Offered by Richard Redding Antiques
Leading antique and fine art gallery, specialises in the finest French clocks.
A very attractive Georgian II eighteen carat gold pocket watch by Dowson & Peene, signed Dowson & Peene London on the white enamel dial and signed on the movement Dowson & Peene Gray’s Inn London and numbered 1410 and also inscribed inside the case T.B - the initials of the case maker. The dial with Roman numerals for the hours and outer Arabic numerals for the five-minute intervals, with a fine pair of blued steel hands. The fusee movement, timepiece only with outside count wheel and a beautiful foliate pierced cock. The outer case featuring a scene from the antique with an Emperor seated on the left and a centurion standing to his right, beside which is a portrait bust.
London, date circa 1755
Width 5cm.
This elegant pocket watch was made by Dowson & Peene of Gray’s Inn, London. John Dowson (b. c. 1719 d. 1795), worked more actively as a retailer rather than as a clock and watchmaker. Several clocks are also signed Dowson and Peene, including a George III table clock of circa 1760 (offered by Dreweatts, Donington Priory September 2012). The name Peene may well refer to the goldsmith Robert Peene who was granted the Freedom of the Goldsmiths’ Company in 1755 and died shortly after in in 1756/7, at Holborn London. In his will, which was proved in 1757, Peene appointed John Dowson as one of his two executors and left money to both John and his wife Ann Dowson; significantly 1757 was the year in which Dowson was able to purchase his Freedom of the Goldsmiths’ Company. He was then elected to the Company six years later. In an article about John Dowson, John Robey notes that John Dowson was indeed married to Ann and that he had London premises at Gray’s Inn (as inscribed on the movement), as well as at Holborn and later in Hatton Garden. In addition to London, Dowson worked in Bath, where he was in partnership with Thomas Field and then Michael Atkinson.

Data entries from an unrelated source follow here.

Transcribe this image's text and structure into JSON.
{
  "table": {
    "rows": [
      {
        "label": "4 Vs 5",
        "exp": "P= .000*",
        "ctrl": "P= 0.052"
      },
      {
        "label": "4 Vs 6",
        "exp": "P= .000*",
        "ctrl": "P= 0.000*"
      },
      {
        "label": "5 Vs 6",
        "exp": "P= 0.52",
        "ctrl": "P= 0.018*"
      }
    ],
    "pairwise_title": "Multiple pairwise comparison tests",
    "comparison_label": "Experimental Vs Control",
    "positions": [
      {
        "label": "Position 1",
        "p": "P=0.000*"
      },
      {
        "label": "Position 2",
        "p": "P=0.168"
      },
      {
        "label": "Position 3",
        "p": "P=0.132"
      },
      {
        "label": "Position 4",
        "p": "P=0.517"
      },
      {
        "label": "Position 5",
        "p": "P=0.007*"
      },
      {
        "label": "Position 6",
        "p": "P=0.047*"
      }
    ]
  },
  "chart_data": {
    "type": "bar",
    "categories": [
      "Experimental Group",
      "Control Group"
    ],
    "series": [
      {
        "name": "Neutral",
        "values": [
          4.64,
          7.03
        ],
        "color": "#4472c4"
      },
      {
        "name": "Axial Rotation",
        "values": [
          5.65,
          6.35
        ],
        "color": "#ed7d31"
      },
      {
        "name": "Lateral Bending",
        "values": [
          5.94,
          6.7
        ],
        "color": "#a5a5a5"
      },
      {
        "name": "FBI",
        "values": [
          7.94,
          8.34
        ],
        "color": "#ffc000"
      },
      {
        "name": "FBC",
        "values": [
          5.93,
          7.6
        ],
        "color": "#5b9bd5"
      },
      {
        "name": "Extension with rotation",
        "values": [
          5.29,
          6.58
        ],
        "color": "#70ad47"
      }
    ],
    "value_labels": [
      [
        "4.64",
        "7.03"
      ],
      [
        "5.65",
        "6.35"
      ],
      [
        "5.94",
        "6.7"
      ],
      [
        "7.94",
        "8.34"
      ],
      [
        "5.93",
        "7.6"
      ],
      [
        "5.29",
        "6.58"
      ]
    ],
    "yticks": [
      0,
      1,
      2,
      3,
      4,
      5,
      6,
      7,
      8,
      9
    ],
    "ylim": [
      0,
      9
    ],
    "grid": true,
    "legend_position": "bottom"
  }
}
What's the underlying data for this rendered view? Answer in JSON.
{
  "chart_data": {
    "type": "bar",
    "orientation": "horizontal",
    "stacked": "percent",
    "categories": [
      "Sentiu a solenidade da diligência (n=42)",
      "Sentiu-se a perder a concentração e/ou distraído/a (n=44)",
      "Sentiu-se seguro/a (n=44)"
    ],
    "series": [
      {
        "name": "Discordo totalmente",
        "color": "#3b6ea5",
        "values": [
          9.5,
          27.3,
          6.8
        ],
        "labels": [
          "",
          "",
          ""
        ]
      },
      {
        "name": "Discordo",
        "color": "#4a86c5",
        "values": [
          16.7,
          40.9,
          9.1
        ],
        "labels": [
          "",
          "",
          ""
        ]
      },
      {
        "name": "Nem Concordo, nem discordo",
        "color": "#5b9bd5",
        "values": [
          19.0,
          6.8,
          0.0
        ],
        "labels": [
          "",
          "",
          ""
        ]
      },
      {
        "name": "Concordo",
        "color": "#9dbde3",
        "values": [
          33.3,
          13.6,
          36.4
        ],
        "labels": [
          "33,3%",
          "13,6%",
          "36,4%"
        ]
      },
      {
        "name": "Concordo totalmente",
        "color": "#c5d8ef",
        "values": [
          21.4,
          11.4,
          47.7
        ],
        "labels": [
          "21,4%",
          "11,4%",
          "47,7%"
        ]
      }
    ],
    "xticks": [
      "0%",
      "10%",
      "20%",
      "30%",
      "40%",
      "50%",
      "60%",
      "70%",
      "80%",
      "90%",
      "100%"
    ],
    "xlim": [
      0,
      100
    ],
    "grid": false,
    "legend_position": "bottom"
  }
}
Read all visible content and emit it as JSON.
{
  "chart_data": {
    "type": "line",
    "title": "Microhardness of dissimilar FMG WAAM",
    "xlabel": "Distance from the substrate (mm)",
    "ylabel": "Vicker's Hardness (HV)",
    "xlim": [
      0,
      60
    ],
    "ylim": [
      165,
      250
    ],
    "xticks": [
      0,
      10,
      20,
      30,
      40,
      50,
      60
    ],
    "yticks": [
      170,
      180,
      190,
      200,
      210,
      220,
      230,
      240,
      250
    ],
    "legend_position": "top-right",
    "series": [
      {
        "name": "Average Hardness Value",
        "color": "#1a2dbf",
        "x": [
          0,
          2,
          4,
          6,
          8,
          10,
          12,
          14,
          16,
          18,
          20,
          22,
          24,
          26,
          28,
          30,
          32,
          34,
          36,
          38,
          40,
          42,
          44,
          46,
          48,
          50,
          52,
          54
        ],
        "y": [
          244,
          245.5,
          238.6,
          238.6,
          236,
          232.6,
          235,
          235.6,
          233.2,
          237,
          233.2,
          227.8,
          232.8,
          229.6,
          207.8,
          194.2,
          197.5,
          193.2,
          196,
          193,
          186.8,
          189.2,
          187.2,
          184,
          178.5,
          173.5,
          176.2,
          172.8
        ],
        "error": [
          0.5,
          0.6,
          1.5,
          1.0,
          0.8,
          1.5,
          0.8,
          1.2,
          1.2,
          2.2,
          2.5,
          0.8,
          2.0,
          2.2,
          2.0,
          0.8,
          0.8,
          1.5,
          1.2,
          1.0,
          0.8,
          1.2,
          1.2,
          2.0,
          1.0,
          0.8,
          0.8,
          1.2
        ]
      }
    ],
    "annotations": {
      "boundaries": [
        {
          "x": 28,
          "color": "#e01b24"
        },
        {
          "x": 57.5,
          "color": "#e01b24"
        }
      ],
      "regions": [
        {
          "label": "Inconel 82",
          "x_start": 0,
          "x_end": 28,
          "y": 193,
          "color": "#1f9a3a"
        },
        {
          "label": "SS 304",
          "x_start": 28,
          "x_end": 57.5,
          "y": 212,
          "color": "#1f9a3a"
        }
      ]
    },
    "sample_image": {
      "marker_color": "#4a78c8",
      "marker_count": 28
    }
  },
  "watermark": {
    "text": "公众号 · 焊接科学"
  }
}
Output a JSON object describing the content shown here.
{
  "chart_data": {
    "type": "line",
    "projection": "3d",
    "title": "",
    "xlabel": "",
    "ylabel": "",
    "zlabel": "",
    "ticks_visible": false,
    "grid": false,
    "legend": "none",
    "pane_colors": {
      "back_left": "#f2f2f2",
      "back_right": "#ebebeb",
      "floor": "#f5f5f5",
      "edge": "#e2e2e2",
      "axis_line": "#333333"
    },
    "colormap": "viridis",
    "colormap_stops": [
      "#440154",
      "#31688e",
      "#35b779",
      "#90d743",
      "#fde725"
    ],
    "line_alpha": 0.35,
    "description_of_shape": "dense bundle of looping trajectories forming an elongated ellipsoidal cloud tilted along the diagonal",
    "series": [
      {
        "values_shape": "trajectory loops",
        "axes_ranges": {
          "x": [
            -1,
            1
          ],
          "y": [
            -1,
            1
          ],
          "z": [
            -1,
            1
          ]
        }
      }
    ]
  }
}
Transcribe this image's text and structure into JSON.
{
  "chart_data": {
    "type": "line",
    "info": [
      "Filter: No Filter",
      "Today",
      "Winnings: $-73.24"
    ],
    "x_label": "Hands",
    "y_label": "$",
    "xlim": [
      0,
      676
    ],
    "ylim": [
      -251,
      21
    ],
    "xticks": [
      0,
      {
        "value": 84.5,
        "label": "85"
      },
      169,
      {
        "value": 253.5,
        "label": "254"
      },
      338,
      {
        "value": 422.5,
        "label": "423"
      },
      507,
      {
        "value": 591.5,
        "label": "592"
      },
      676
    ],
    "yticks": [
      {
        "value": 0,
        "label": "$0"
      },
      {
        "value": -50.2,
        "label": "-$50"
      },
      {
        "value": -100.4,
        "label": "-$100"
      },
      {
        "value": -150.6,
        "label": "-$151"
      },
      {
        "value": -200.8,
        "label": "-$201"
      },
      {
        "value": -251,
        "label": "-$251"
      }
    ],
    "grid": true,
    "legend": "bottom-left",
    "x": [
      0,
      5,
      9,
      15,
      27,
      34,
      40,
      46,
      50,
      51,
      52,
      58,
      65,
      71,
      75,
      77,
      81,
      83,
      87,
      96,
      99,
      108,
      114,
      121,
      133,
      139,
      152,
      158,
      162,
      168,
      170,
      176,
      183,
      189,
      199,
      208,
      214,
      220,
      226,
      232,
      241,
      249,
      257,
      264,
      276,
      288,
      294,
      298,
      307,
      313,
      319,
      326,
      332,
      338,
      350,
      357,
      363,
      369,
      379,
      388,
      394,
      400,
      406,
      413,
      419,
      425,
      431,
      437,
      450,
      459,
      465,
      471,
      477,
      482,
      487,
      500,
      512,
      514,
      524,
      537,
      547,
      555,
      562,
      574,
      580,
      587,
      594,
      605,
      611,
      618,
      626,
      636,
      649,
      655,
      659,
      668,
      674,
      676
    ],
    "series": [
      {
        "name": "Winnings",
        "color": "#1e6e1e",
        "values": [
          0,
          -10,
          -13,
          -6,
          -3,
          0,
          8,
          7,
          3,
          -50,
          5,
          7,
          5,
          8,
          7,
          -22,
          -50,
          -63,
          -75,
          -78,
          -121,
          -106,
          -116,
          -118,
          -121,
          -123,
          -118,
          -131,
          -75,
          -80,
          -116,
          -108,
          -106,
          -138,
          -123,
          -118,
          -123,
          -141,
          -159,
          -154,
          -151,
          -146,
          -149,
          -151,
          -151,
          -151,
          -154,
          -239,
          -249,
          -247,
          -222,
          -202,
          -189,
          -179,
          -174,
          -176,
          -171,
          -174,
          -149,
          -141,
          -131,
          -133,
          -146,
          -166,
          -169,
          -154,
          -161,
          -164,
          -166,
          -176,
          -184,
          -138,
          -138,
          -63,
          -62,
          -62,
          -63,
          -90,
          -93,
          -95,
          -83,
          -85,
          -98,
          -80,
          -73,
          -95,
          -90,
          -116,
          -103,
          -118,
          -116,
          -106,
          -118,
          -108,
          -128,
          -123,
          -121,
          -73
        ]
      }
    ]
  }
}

John Robey notes that the first record of Dowson’s activity in London was as a watchmaker working in the parish of St Andrews, Holborn in 1747 when he took on an apprentice and then later in 1754, by which time he was also based at Gray’s Inn, three years before he became a Freeman of the Goldsmith’s Company by redemption. He was also listed in the trade directories as a goldsmith working at 77 Holborn Bridge and Field Court, Gray’s Inn from 1765-90, while a few directories simply list him as a merchant.
As already stated, Dowson also traded in Bath, then a genteel city, attracting richer members of society from London and elsewhere. This presented a great opportunity for enterprising merchants and tradesmen to supply fashionable clothes, jewellery, fine furniture and, of course clocks and watches to affluent customers. For an enterprising tradesman such as John Dowson, Bath was an obvious place to expand his business. We can assume that he was already trading in Bath by 1760, since Britten cites a watch of that year that is signed or inscribed Dowson Bath In about 1767 Dowson was in partnership with Thomas Field at Northgate Street, who had himself moved to Bath from London. This partnership lasted up until 1773, when soon after the Bath Chronicle advertised that John Dowson, ‘Clock Watch-maker and Goldsmith’ was continuing the shop in Northgate Street, and that “notwithstanding Mr Field and him are parted, he continues in business as before having sent from his shop in London a set of able hands …. He has also sent down from his warehouse in Grays Inn London a large assortment of Silver and Jewellery and Cutlery Goods which are of the best and newest taste”. Following his association with Thomas Field, Dowson then went into partnership with Michael Atkinson (d. 1793), with the latter looking after the Bath shop and John Dowson spending most of his time looking after his London interests. Their business continued until their respective deaths - Atkinson in March 1793 at Bathampton and Dowson two years later in London, where he was buried in a non-conformists burial ground at Bunhill Fields. By then he and his wife Ann were no longer together. Instead, Dowson had been living with Elizabeth Hamilton, who was an executor and the main beneficiary of his will.